The housing market is seriously screwed up. Housing is just too expensive particularly here in California and other hot spots. Now the classic economic supply/demand solution is that if housing becomes too expensive, people will not be able to afford to buy, demand goes down and so do prices. There seems to be a small problem: Banks are now offering "exotic" mortgages so people can buy homes that they can't afford:
Welcome to the high-stakes world of the negative-amortization loan. With skyrocketing home prices in America’s hottest markets, lenders have become increasingly creative in their efforts to stretch consumers into pricier homes.

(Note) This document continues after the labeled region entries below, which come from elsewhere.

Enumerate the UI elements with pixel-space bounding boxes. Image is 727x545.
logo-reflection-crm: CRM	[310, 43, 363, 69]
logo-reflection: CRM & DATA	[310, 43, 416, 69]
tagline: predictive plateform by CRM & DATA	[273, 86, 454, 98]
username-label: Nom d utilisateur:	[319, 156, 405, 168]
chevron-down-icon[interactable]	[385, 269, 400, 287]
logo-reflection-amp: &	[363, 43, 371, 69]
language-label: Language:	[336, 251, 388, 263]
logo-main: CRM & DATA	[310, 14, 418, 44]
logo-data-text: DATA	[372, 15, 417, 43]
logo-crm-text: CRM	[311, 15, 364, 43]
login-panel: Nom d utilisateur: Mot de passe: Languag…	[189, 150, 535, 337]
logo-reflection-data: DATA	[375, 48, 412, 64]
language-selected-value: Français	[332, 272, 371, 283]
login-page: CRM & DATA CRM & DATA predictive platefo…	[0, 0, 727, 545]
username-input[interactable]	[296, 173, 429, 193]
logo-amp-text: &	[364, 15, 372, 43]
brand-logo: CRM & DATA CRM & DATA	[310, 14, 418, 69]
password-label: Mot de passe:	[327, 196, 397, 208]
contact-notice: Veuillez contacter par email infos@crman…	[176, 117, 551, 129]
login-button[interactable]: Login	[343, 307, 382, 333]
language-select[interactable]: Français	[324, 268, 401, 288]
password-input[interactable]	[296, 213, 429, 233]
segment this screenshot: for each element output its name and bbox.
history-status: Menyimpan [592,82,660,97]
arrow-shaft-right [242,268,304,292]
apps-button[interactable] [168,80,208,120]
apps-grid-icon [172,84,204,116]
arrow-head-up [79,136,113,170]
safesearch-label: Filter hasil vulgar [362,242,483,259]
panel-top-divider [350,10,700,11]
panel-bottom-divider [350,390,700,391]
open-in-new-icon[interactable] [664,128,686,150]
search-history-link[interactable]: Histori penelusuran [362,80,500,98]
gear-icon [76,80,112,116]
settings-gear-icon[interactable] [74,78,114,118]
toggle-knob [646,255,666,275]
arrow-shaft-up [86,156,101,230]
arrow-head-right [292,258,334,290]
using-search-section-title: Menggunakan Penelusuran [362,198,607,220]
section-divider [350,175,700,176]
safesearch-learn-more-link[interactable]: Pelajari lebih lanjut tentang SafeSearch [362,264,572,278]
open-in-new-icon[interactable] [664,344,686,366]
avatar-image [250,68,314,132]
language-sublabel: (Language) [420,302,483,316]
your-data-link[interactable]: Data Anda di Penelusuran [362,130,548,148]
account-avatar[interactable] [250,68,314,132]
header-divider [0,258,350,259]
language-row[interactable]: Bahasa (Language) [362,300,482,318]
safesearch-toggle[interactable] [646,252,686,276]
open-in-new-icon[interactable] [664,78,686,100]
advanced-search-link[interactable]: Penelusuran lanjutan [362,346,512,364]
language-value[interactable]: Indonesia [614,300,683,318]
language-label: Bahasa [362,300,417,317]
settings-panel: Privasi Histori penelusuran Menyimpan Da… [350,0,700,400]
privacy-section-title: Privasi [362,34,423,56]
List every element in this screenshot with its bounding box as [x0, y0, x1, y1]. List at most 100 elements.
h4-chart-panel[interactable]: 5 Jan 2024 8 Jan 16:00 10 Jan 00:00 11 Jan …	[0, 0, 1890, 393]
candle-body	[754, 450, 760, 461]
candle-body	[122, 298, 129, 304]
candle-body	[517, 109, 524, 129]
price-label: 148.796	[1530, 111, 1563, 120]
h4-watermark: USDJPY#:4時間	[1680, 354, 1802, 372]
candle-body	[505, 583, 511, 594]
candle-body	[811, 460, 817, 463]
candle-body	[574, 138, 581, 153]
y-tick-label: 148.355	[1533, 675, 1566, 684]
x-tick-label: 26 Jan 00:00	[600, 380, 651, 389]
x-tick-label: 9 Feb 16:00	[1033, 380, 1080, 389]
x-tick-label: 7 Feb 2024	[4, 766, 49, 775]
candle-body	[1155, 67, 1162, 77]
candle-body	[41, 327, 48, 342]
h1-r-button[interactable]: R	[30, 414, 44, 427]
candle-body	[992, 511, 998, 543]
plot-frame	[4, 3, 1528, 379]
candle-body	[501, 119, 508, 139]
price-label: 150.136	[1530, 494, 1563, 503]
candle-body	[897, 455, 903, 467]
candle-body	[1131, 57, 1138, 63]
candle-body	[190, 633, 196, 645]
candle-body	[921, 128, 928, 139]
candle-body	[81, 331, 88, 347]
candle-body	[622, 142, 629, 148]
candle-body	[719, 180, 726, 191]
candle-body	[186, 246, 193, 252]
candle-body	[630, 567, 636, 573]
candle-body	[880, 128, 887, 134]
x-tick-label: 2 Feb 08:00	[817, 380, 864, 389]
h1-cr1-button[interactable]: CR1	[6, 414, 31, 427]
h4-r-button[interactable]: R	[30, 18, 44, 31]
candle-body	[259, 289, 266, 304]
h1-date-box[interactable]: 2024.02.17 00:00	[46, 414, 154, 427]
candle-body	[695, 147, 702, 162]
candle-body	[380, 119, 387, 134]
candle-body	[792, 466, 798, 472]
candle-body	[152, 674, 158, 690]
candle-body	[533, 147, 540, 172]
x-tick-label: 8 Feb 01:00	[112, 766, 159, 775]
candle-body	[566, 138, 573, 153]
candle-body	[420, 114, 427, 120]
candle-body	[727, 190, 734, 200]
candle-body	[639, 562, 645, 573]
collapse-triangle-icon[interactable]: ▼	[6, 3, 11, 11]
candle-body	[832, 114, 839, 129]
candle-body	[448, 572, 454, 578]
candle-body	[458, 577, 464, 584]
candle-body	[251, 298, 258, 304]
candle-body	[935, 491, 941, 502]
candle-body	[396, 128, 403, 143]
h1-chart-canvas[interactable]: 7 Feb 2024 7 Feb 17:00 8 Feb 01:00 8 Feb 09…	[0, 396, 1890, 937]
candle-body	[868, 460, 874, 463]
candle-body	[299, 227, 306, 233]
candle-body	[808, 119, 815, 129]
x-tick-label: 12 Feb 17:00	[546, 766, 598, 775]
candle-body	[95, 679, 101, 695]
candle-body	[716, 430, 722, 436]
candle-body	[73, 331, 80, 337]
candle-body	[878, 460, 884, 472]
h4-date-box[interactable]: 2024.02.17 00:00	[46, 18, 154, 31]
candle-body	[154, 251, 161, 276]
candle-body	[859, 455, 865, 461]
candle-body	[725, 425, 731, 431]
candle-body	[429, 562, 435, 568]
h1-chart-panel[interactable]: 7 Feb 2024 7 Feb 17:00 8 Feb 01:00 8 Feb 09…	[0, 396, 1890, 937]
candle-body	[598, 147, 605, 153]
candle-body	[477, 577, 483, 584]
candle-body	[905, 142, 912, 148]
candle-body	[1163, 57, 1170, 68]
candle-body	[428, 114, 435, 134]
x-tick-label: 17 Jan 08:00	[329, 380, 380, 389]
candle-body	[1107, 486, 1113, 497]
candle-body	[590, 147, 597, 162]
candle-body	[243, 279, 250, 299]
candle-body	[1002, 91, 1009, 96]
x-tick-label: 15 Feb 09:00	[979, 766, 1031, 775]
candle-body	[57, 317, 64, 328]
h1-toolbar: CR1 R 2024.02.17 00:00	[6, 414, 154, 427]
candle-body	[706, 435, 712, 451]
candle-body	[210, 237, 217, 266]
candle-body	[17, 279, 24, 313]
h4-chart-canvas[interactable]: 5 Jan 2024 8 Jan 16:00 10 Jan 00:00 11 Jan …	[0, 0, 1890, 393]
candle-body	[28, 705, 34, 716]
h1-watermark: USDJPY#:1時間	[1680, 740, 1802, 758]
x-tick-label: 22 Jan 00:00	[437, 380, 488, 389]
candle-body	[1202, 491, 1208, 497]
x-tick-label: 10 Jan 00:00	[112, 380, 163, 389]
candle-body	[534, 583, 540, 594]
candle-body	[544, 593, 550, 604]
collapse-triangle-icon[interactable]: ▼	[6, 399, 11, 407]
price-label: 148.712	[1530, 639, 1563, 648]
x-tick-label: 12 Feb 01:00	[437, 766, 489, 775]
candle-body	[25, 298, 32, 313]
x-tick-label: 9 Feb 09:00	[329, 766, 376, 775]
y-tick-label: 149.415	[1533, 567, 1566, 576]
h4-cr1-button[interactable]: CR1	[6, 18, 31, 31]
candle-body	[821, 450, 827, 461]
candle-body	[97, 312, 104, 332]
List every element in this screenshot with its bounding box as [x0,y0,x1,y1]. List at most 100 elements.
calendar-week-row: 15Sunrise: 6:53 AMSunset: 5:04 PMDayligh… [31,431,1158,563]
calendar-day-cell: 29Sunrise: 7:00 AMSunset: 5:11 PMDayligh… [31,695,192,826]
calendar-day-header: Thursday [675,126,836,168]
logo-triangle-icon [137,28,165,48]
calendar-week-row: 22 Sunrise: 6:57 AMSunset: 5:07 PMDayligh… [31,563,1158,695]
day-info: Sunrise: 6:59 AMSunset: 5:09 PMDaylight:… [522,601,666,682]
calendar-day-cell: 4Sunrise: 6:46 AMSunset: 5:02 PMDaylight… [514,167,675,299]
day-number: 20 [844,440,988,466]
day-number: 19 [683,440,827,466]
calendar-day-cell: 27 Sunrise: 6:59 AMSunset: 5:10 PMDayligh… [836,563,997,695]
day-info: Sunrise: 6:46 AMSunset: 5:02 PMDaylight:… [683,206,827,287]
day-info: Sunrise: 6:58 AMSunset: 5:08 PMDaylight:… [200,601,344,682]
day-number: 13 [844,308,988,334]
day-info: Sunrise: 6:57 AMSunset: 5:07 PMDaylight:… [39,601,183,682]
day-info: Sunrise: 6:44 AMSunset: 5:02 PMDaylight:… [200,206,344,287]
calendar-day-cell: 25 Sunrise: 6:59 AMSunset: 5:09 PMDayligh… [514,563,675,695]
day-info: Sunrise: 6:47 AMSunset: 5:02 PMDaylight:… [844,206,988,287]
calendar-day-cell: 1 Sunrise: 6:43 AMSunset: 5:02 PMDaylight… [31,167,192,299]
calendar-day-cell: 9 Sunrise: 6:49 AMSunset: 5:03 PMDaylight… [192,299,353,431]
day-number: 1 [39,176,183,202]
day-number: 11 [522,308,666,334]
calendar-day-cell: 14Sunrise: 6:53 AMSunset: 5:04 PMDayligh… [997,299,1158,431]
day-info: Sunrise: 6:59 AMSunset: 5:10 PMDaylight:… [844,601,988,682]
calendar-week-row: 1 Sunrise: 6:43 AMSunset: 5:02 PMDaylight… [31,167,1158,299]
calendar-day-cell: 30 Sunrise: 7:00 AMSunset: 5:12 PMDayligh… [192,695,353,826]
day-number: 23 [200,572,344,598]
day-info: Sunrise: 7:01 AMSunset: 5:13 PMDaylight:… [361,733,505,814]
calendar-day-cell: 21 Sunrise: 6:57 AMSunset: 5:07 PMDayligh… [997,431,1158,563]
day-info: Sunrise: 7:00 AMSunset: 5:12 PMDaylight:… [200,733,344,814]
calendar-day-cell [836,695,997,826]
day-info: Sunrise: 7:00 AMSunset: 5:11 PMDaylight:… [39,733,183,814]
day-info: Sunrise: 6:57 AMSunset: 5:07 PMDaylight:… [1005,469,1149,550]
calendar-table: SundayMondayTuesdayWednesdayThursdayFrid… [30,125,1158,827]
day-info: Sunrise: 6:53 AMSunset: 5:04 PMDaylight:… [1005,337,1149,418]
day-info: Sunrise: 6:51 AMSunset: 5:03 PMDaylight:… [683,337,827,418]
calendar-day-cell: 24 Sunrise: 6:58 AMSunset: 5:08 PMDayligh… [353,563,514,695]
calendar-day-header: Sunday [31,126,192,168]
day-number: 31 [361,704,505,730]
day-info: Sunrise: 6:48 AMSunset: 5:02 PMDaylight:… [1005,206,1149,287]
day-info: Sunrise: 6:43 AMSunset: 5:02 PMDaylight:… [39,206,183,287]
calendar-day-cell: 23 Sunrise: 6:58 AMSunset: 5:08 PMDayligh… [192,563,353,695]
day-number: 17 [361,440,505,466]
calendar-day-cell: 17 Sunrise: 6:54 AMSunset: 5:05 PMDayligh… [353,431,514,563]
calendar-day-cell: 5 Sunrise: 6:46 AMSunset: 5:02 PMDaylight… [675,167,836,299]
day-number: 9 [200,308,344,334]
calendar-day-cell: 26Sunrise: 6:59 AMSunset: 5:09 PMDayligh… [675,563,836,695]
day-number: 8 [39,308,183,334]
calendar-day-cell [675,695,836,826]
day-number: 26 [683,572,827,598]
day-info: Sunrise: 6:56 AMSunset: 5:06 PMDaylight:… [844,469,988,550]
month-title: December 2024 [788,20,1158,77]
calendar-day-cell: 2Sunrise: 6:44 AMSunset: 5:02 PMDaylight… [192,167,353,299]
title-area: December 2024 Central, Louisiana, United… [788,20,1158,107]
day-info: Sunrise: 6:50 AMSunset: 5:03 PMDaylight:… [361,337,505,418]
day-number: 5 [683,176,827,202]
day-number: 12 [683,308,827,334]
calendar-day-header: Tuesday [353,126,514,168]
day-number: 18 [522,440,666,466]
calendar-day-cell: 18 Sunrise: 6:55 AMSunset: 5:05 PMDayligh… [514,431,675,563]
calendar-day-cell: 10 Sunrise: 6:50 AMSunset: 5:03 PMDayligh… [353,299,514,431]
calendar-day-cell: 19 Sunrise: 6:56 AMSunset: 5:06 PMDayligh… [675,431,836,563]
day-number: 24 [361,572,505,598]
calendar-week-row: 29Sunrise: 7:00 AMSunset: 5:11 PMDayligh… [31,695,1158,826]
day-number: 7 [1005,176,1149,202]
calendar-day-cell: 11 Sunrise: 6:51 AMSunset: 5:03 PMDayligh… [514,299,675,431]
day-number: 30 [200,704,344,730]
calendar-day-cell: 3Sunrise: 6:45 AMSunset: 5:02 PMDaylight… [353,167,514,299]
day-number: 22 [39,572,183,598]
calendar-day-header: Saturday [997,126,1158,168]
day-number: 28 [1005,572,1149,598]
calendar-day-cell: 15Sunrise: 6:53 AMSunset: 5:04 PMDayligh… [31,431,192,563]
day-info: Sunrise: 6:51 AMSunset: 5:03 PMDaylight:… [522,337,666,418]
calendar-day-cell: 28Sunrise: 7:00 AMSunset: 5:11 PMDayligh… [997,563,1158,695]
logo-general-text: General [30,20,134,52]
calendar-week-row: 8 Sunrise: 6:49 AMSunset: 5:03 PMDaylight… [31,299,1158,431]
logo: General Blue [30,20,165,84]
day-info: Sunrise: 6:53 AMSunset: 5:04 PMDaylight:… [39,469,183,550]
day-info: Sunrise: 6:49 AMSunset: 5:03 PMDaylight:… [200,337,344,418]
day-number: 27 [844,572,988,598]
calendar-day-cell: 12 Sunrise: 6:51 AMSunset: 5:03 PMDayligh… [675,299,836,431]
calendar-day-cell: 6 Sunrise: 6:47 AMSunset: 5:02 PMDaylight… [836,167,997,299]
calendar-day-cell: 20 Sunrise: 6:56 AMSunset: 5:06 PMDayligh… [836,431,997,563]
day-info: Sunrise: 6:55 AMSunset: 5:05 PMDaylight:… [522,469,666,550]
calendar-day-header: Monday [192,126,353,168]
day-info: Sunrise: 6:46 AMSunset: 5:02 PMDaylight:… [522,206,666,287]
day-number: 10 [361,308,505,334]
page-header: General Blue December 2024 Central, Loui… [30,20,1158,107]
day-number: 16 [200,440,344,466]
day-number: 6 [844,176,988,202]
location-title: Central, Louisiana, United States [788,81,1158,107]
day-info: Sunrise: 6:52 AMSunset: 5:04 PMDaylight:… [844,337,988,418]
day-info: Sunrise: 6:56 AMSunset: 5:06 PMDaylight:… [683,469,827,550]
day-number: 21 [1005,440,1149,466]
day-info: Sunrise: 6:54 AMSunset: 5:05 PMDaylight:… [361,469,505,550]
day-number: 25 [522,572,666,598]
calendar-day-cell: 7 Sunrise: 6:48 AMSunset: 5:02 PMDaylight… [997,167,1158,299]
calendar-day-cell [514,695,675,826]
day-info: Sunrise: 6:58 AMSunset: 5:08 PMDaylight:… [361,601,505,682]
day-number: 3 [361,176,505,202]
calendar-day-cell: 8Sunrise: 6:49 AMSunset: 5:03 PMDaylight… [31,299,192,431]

Interest-only loans, nearly unheard of three years ago, have jumped in popularity. “IO” mortgages, which come in many shapes and sizes, can shave 20 to 30 percent off monthly payments because they temporarily relieve borrowers of the need to pay any principal. But after that temporary reprieve, mortgage payments jump sharply. Fully one-third of mortgages opened last year were interest-only loans, causing a stir of concern among economists including Federal Reserve Chairman Alan Greenspan.
But interest-only loans seem conservative compared to the latest lending rage, the negative-amortization loan. Consumers who sign up don’t even have to pay the full interest owed the bank each month. Instead, they borrow more money as time goes by, making minimum payments in a way that echoes the world of revolving credit card debt. In a housing market that goes suddenly flat, such a loan guarantees the buyer will be “upside down” after a few years — meaning their home will be worth less than the mortgage on it.
If the market changes, and it always changes, a whole lot of people are going to be screwed with these loans.